A: That depends on what I need to know. By now, I've got a good bunch of friends/acquaintances who are happy to read a draft for accuracy and I've got a library stocked with all the usual suspects when it comes to Roman military history or general life in the first century AD. For this book, I needed to learn a lot more about Alexandria, which involved some different reading, and about the fire of Rome. Particularly, I needed to come to grips with the very early decades of Christianity which was fascinating – there's a lot less known than I thought, but in the end, I found a narrative arc that seemed to make sense of all the facts.
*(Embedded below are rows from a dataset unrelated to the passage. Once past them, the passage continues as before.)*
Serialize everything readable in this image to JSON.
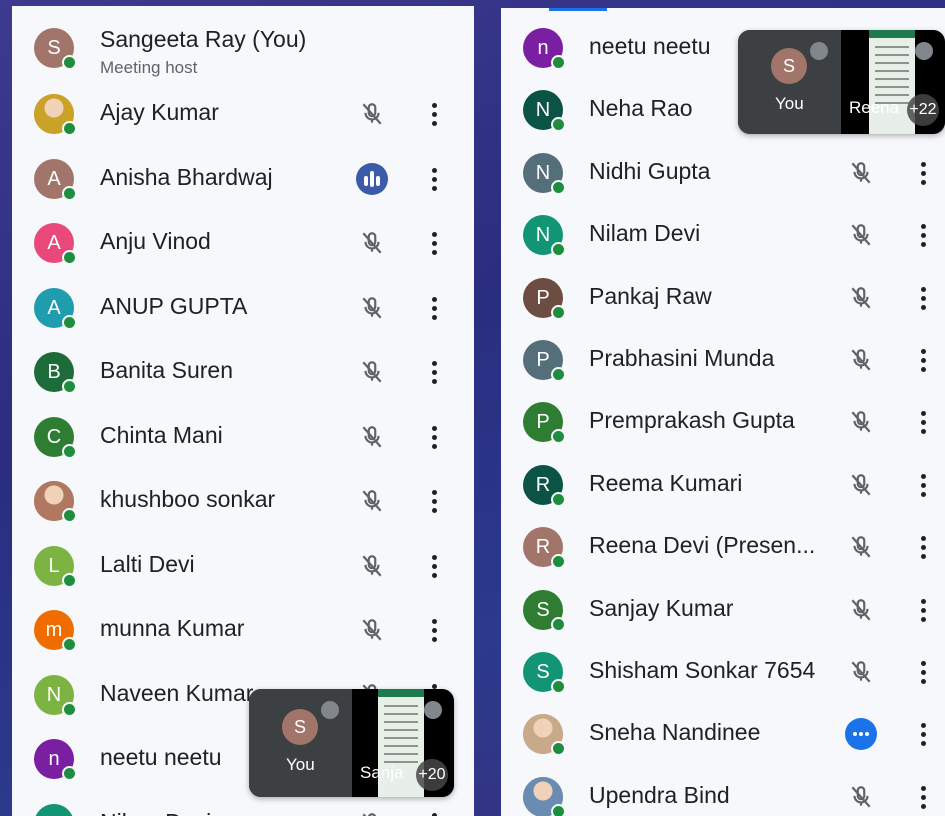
{
  "left_panel": {
    "host": {
      "initial": "S",
      "name": "Sangeeta Ray (You)",
      "role": "Meeting host",
      "color": "#a1756a"
    },
    "participants": [
      {
        "initial": "",
        "name": "Ajay Kumar",
        "color": "#c9a227",
        "photo": true,
        "status": "muted"
      },
      {
        "initial": "A",
        "name": "Anisha Bhardwaj",
        "color": "#a1756a",
        "status": "speaking"
      },
      {
        "initial": "A",
        "name": "Anju Vinod",
        "color": "#e8487a",
        "status": "muted"
      },
      {
        "initial": "A",
        "name": "ANUP GUPTA",
        "color": "#1f9cae",
        "status": "muted"
      },
      {
        "initial": "B",
        "name": "Banita Suren",
        "color": "#1e6b3a",
        "status": "muted"
      },
      {
        "initial": "C",
        "name": "Chinta Mani",
        "color": "#2e7d32",
        "status": "muted"
      },
      {
        "initial": "",
        "name": "khushboo sonkar",
        "color": "#b07860",
        "photo": true,
        "status": "muted"
      },
      {
        "initial": "L",
        "name": "Lalti Devi",
        "color": "#7cb342",
        "status": "muted"
      },
      {
        "initial": "m",
        "name": "munna Kumar",
        "color": "#ef6c00",
        "status": "muted"
      },
      {
        "initial": "N",
        "name": "Naveen Kumar",
        "color": "#7cb342",
        "status": "muted"
      },
      {
        "initial": "n",
        "name": "neetu neetu",
        "color": "#7b1fa2",
        "status": "none"
      },
      {
        "initial": "N",
        "name": "Nilam Devi",
        "color": "#129575",
        "status": "muted"
      }
    ],
    "tile": {
      "self_initial": "S",
      "self_label": "You",
      "share_label": "Sanja",
      "count": "+20"
    }
  },
  "right_panel": {
    "participants": [
      {
        "initial": "n",
        "name": "neetu neetu",
        "color": "#7b1fa2",
        "status": "none"
      },
      {
        "initial": "N",
        "name": "Neha Rao",
        "color": "#0b5345",
        "status": "none"
      },
      {
        "initial": "N",
        "name": "Nidhi Gupta",
        "color": "#546e7a",
        "status": "muted"
      },
      {
        "initial": "N",
        "name": "Nilam Devi",
        "color": "#129575",
        "status": "muted"
      },
      {
        "initial": "P",
        "name": "Pankaj Raw",
        "color": "#6d4c41",
        "status": "muted"
      },
      {
        "initial": "P",
        "name": "Prabhasini Munda",
        "color": "#546e7a",
        "status": "muted"
      },
      {
        "initial": "P",
        "name": "Premprakash Gupta",
        "color": "#2e7d32",
        "status": "muted"
      },
      {
        "initial": "R",
        "name": "Reema Kumari",
        "color": "#0b5345",
        "status": "muted"
      },
      {
        "initial": "R",
        "name": "Reena Devi (Presen...",
        "color": "#a1756a",
        "status": "muted"
      },
      {
        "initial": "S",
        "name": "Sanjay Kumar",
        "color": "#2e7d32",
        "status": "muted"
      },
      {
        "initial": "S",
        "name": "Shisham Sonkar 7654",
        "color": "#129575",
        "status": "muted"
      },
      {
        "initial": "",
        "name": "Sneha Nandinee",
        "color": "#c8a98a",
        "photo": true,
        "status": "more"
      },
      {
        "initial": "",
        "name": "Upendra Bind",
        "color": "#6a8cb0",
        "photo": true,
        "status": "muted"
      }
    ],
    "tile": {
      "self_initial": "S",
      "self_label": "You",
      "share_label": "Reena",
      "count": "+22"
    }
  }
}
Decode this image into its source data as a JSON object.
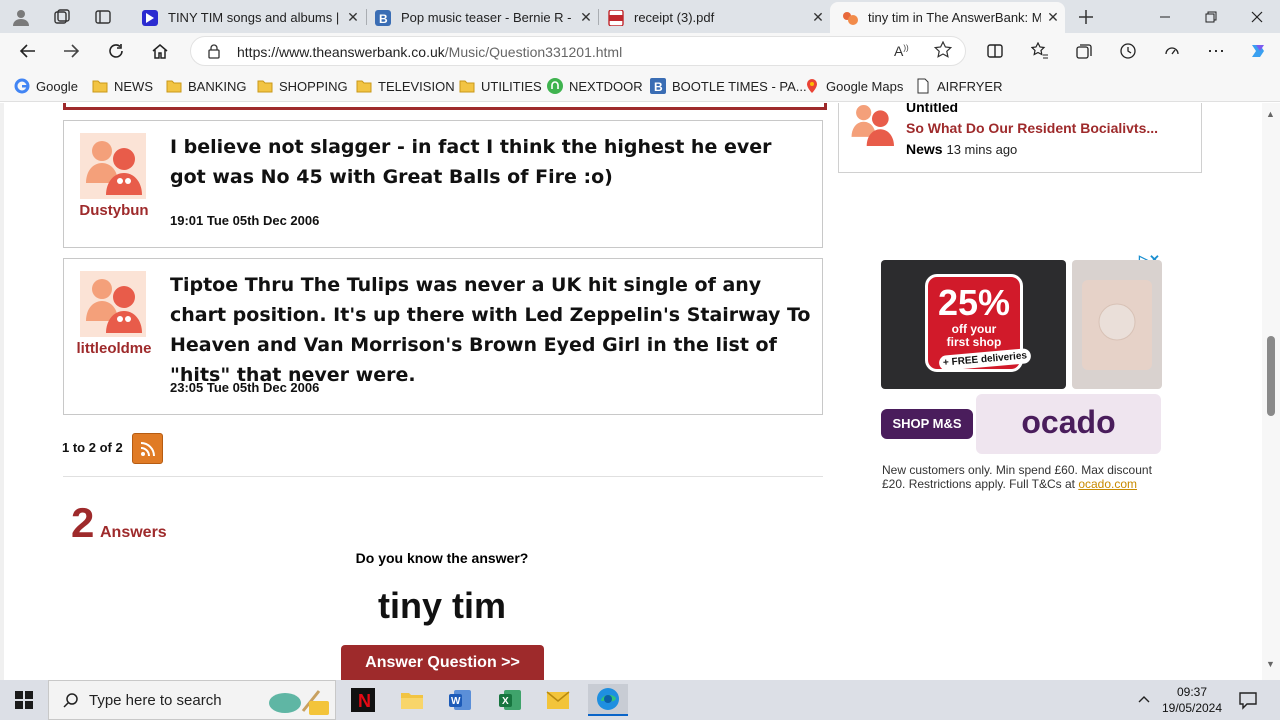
{
  "browser": {
    "tabs": [
      {
        "title": "TINY TIM songs and albums | fu",
        "favicon": "tiny-tim-favicon"
      },
      {
        "title": "Pop music teaser - Bernie R - Pa",
        "favicon": "bootle-b-favicon"
      },
      {
        "title": "receipt (3).pdf",
        "favicon": "pdf-favicon"
      },
      {
        "title": "tiny tim in The AnswerBank: Mu",
        "favicon": "answerbank-favicon"
      }
    ],
    "url_host": "https://www.theanswerbank.co.uk",
    "url_path": "/Music/Question331201.html",
    "bookmarks": [
      {
        "label": "Google",
        "icon": "google-icon"
      },
      {
        "label": "NEWS",
        "icon": "folder-icon"
      },
      {
        "label": "BANKING",
        "icon": "folder-icon"
      },
      {
        "label": "SHOPPING",
        "icon": "folder-icon"
      },
      {
        "label": "TELEVISION",
        "icon": "folder-icon"
      },
      {
        "label": "UTILITIES",
        "icon": "folder-icon"
      },
      {
        "label": "NEXTDOOR",
        "icon": "nextdoor-icon"
      },
      {
        "label": "BOOTLE TIMES - PA...",
        "icon": "bootle-b-icon"
      },
      {
        "label": "Google Maps",
        "icon": "maps-pin-icon"
      },
      {
        "label": "AIRFRYER",
        "icon": "document-icon"
      }
    ]
  },
  "posts": [
    {
      "user": "Dustybun",
      "text": "I believe not slagger - in fact I think the highest he ever got was No 45 with Great Balls of Fire :o)",
      "date": "19:01 Tue 05th Dec 2006"
    },
    {
      "user": "littleoldme",
      "text": "Tiptoe Thru The Tulips was never a UK hit single of any chart position. It's up there with Led Zeppelin's Stairway To Heaven and Van Morrison's Brown Eyed Girl in the list of \"hits\" that never were.",
      "date": "23:05 Tue 05th Dec 2006"
    }
  ],
  "pager": "1 to 2 of 2",
  "answers": {
    "count": "2",
    "label": "Answers"
  },
  "question": {
    "prompt": "Do you know the answer?",
    "title": "tiny tim",
    "button": "Answer Question >>"
  },
  "sidebar": {
    "title": "Untitled",
    "link": "So What Do Our Resident Bocialivts...",
    "category": "News",
    "ago": "13 mins ago"
  },
  "ad": {
    "percent": "25%",
    "offer_line1": "off your",
    "offer_line2": "first shop",
    "free": "+ FREE deliveries",
    "brand_ms": "SHOP M&S",
    "brand_ocado": "ocado",
    "terms": "New customers only. Min spend £60. Max discount £20. Restrictions apply. Full T&Cs at ",
    "terms_link": "ocado.com"
  },
  "taskbar": {
    "search_placeholder": "Type here to search",
    "time": "09:37",
    "date": "19/05/2024"
  },
  "colors": {
    "brand_red": "#9e2a2b",
    "rss_orange": "#e07b25",
    "ocado_purple": "#4a1d5c",
    "ad_red": "#d11a2a"
  }
}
In more general terms, particularly in the early years of the Boudica series, I spent a week living/sleeping in a round house in Wales, went out with a man who made his own horse harness to see if he could figure out how the ancient Britons might have used their horse bronzes (the chapters that arose from that were cut from Dreaming the Eagle. We might have an 'author's cut' one day, with it all restored to its former glory), and spent hours, days, weeks in and around east Anglia learning all I could of the landscape and how it might have been. Cambridge University Library is a wonderful resource and one of the good things about having been on the staff at the Vet School is that I have lifelong access to the library.
As far as battles go, I hesitate to mention this, but I used to belong to a dark age battle re-enactment group. It would be impossible, I think, accurately to imagine what it might be like to stand in a shield wall in the mud on a poor slope with the bare-sarkers coming at you with heir axes….. if you hadn't actually done it.